Missouri’s financially troubled fund for injured workers will get no relief from the state Legislature for at least another year.
The state Second Injury Fund takes businesses off the hook for paying the claims of workers who have previous injuries or conditions and are re-injured on the job. Despite analysts’ warnings for years that the fund was heading toward insolvency, lawmakers wrapped up the legislative session Friday without approving changes.
“It’s only getting worse, and at a dangerous rate,” said Dan Mehan, the president and CEO of the Missouri Chamber of Commerce and Industry.
Last year, the fund collected $43 million from businesses while its obligations were $77 million. The fund currently has just more than $9 million — while the unpaid bills top $17 million. In addition, more than 31,000 cases are pending against the Second Injury Fund.
The fund is financed through a surcharge that employers pay on their workers’ compensation insurance. That charge was capped at 3 percent under a 2005 workers’ compensation law. Previously, it increased and decreased based upon a formula created by the state Department of Labor and Industrial Relations.
The collapse of this year’s attempts to overhaul the fund has many looking to try again next year, though others are watching what might happen in the courts.
Attorney General Chris Koster, who was responsible for defending the Second Injury Fund against claims, stopped settling cases in late 2009 and forced them to go through a lengthier hearing process. About one-third of the attorneys defending the fund have been laid off, and the attorney general’s office has stopped paying new awards for permanent, total disability cases.
John Boyd, an attorney from Kansas City, said the situation has become intolerable.
“It’s the equivalent of you or me having a credit card, which was issued back in 2005, and we continue to run up charges on it, and we haven’t made a payment on all those charges,” he said. “There comes a time when you have to pay off all those charges.”
Lawmakers for the past several years have considered changes to the fund. This year, the legislative session started with some business groups throwing support behind a proposal that called for increasing the surcharge that businesses pay and scaling back eligibility for the fund.
However, no idea could win final approval in the Legislature. Although the House approved some changes, senators disagreed about whether to tweak the fund or abolish it.

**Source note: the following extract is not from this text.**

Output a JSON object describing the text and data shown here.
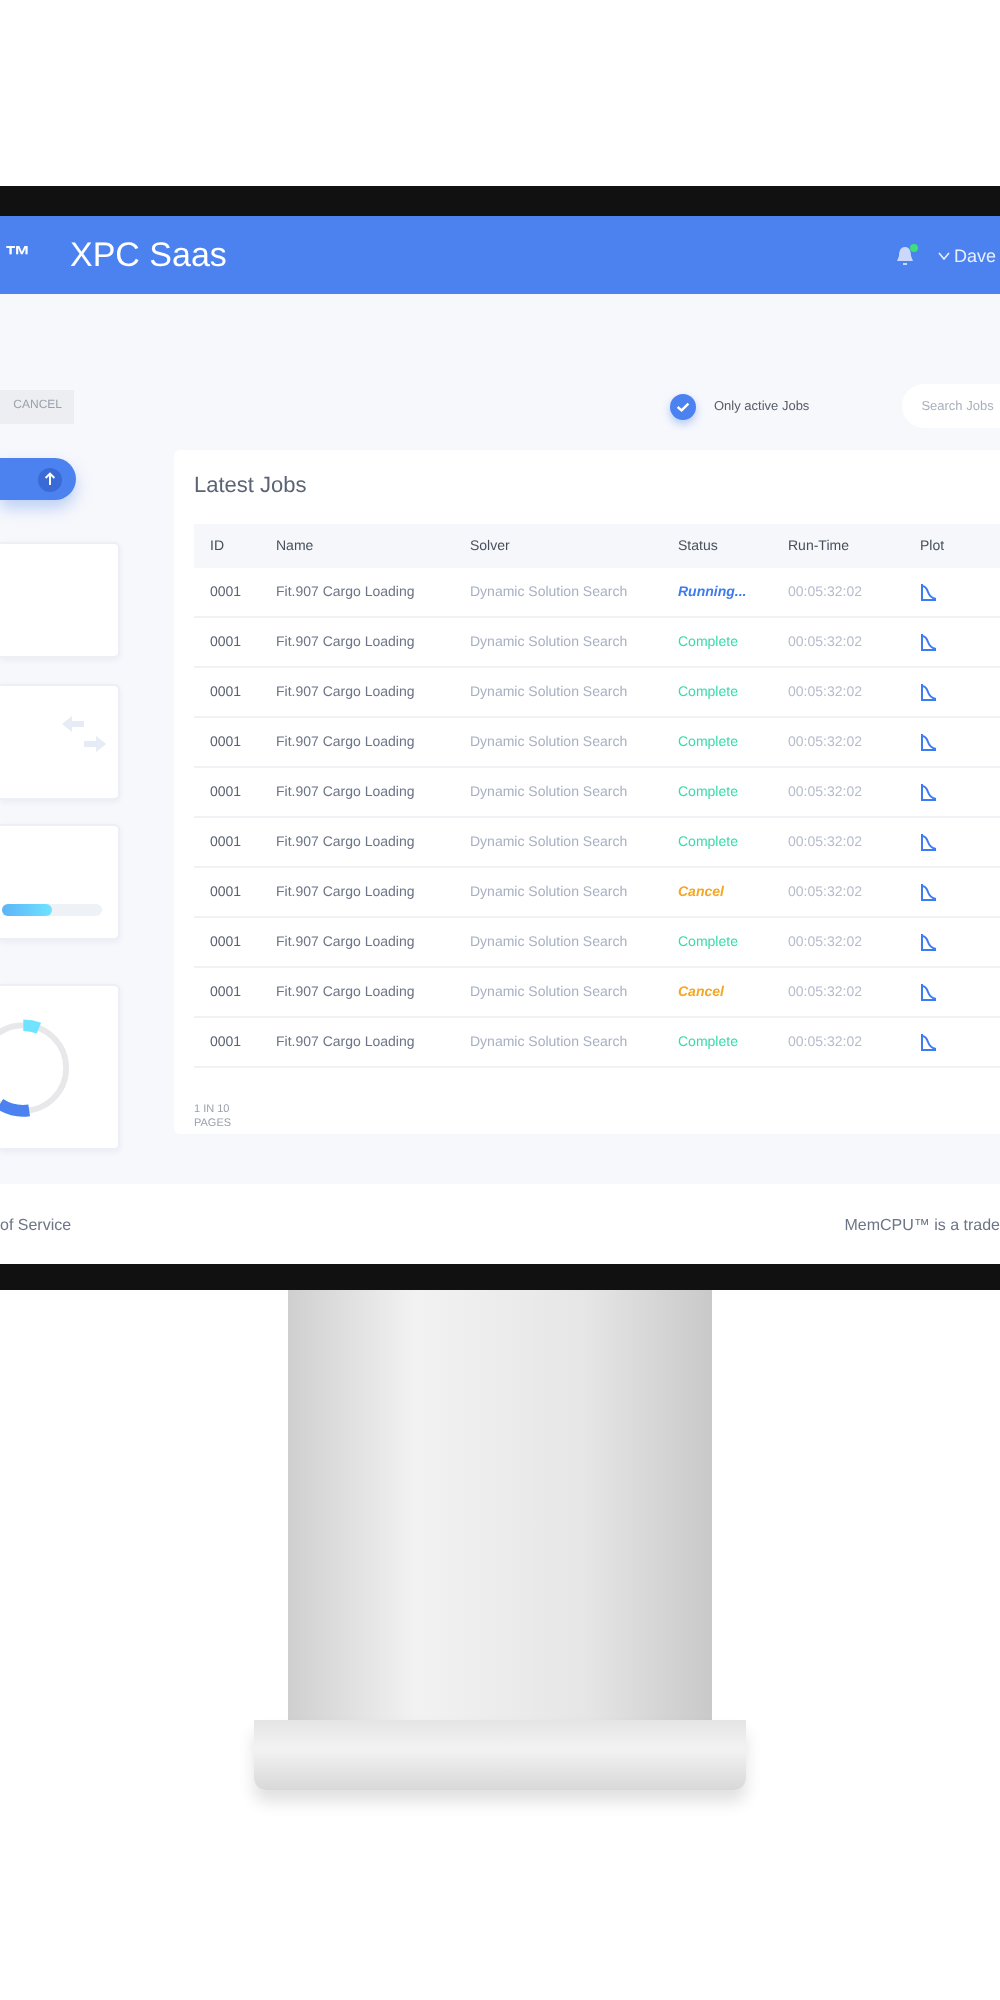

House Majority Leader Tim Jones said resolving the issues surrounding the fund will require help from others in state government.
“It’s run out of time many years ago,” said Jones, R-Eureka. “We’re going to need some leadership from the executive as well as some assistance form the attorney general’s office. This is going to have to be a group effort to accomplish that.”
About half of U.S. states have similar disabled worker funds, though rising costs have helped lead to the end of many others during the past two decades.
Democratic Gov. Jay Nixon, who oversaw the Second Injury Fund during his tenure as attorney general, has been more demure in delving into the fund. When last year’s efforts to address the fund’s finances faltered, he called it a “two-year bill.” Shortly after lawmakers adjourned this year without making changes, Nixon said the work would continue.
“In the long run, it’s a problem that we’re going to have to deal with,” he said. “I think that it is not a simple problem in many ways, but it’s a solvable problem in a lot of ways.”
For his part, the attorney general has called upon lawmakers to make changes to the fund. For example, this past February, Koster told members of the Missouri Chamber of Commerce and Industry that the fund should be abolished or revamped with a new funding system.
“The (Second Injury Fund) cannot endure another year of inaction, and the longer we wait the more expensive your solution becomes,” Koster said. “We must do one or the other because doing nothing is a breach of the promises we make to our employees, the people of Missouri and to ourselves.”